Personal information
- Born: February 21, 1959 Budapest, Hungary
- Died: December 31, 2021 (aged 62) Budapest, Hungary

Chess career
- Country: Hungary
- Title: Grandmaster (1995)
- Peak rating: 2555 (July 2001)

= Gábor Kállai =

Hungarian chess grandmaster (1959–2021)

Gábor Kállai (21 February 1959 – 31 December 2021) was a Hungarian chess Grandmaster.

==Life and career==
In team championships he has won several gold medals; in Hungary with MTK-VM and with Miskolci SSC, in Switzerland with the team of Bern, and in France with the team of Strasbourg.
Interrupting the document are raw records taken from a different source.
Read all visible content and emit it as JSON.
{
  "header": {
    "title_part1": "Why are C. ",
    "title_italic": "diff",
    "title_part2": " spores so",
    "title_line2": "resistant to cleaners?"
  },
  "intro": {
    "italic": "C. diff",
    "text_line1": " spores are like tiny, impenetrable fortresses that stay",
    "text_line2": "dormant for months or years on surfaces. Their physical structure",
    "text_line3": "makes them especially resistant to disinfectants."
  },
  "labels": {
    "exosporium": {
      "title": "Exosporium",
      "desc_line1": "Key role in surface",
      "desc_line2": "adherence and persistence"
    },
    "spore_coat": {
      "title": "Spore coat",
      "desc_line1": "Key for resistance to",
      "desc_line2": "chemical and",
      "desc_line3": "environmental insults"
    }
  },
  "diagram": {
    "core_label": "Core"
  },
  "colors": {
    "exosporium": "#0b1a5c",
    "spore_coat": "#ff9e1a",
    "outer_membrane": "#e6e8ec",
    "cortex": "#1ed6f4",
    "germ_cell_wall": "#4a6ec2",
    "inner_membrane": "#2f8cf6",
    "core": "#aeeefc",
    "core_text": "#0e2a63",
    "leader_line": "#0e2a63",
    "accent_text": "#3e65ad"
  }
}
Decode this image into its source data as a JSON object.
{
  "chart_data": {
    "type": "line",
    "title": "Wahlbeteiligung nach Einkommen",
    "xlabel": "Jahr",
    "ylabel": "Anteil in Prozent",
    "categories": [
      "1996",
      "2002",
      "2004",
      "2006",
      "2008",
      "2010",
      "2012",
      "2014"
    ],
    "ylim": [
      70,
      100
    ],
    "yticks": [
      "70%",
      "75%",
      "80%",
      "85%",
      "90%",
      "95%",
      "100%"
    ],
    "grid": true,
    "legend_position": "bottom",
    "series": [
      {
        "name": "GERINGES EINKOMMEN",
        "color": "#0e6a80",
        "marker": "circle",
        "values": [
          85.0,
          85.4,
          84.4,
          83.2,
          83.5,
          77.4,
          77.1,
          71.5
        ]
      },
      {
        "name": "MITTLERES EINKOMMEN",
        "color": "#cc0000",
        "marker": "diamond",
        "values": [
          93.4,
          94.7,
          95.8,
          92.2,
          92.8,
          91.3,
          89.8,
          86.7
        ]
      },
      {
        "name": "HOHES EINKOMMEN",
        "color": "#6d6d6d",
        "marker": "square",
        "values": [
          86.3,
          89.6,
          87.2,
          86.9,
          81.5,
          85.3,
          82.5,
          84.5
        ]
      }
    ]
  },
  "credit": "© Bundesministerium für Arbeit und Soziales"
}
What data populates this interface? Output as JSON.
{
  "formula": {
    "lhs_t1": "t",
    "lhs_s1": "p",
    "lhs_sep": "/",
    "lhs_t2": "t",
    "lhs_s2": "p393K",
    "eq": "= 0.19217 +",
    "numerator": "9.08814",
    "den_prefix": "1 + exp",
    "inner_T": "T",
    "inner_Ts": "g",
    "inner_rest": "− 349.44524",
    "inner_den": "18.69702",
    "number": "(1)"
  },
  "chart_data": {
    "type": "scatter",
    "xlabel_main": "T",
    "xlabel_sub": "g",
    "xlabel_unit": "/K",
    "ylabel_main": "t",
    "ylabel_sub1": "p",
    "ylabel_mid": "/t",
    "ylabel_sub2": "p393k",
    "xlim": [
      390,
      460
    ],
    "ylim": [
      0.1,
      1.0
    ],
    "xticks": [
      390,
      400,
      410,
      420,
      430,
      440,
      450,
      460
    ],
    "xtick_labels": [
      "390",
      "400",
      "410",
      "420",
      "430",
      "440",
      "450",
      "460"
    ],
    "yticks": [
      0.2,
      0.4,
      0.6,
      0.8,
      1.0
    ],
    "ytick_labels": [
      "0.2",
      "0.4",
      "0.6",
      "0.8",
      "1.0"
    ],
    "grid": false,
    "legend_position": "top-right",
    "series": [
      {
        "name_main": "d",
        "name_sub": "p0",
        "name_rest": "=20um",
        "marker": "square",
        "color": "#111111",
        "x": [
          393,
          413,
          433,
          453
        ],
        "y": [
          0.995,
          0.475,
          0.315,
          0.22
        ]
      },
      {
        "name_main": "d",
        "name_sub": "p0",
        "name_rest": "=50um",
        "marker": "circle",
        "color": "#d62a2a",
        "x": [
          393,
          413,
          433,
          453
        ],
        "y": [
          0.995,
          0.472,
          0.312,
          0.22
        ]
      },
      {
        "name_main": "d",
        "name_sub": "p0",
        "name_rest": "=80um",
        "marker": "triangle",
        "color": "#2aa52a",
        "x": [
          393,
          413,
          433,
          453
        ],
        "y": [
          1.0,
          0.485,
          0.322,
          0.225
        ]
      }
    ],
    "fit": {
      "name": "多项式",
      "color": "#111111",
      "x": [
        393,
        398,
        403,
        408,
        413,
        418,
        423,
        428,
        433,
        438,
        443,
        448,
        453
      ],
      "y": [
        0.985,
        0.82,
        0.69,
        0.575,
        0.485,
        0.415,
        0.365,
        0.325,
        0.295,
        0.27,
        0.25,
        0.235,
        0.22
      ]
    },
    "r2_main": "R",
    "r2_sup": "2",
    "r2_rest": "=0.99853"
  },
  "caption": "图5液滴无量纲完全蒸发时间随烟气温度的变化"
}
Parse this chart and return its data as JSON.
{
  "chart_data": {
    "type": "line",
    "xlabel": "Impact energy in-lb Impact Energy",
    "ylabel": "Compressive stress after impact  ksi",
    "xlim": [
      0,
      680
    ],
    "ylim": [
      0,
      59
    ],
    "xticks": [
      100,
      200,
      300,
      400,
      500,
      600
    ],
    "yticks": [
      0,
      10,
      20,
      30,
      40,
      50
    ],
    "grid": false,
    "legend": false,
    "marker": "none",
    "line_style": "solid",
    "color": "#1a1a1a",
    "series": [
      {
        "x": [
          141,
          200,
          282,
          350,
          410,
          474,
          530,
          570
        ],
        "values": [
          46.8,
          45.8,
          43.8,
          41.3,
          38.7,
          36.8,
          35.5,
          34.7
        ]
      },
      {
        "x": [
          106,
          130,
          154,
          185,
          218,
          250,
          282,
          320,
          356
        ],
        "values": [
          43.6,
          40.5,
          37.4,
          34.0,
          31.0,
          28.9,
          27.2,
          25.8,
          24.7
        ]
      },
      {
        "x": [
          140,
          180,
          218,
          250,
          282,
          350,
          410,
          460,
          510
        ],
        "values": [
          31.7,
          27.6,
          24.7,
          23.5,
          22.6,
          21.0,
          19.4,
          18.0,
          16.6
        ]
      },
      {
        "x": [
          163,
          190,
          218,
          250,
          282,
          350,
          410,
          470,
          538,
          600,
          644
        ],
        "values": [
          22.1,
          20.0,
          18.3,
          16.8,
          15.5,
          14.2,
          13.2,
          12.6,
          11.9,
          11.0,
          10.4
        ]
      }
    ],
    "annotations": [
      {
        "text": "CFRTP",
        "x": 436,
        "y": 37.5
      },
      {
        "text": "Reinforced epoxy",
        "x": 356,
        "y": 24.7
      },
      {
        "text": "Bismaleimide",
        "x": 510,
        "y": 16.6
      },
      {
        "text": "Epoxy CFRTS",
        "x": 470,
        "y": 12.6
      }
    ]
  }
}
He has written nine books, published in multiple languages. Basic Chess Openings is his most popular work, published in Hungarian, Italian, English and French. Since 2005 he has written a chess column in the Hungarian daily newspaper Népszabadság and from 2006 has presented a TV-program on Hungarian SPORT1 TV (SAKKK!). In 2014, he was named chair of MTK's chess section.

As a chess trainer, he worked between 1983-1986 as a second of GM Zoltán Ribli, between 1980-1994 as one of the coaches of Zsuzsa Polgár and in 2005, was appointed a FIDE Senior Trainer (the highest trainer licence of FIDE). From 2012 to 2013 he coached Kayden Troff and between 2012 and 2015 Jeffery Xiong. In 2015, he was appointed a master instructor at the Hungarian Physical Education University.

From 2001 to 2005 he was the Professional Director of the Hungarian Chess Federation (HCF). He coached the Hungarian Men's Team for the 2002 Bled Chess Olympiad, guiding the team to the silver medal position. From 2005 to 2010 he was the Public Relations Director of the HCF. In 2006, he was a founding member of the Hungarian Association of Talent Support Organizations. From 2014, he was member of the board of directors at Bay Area Chess. Kállai died on 31 December 2021, at the age of 62.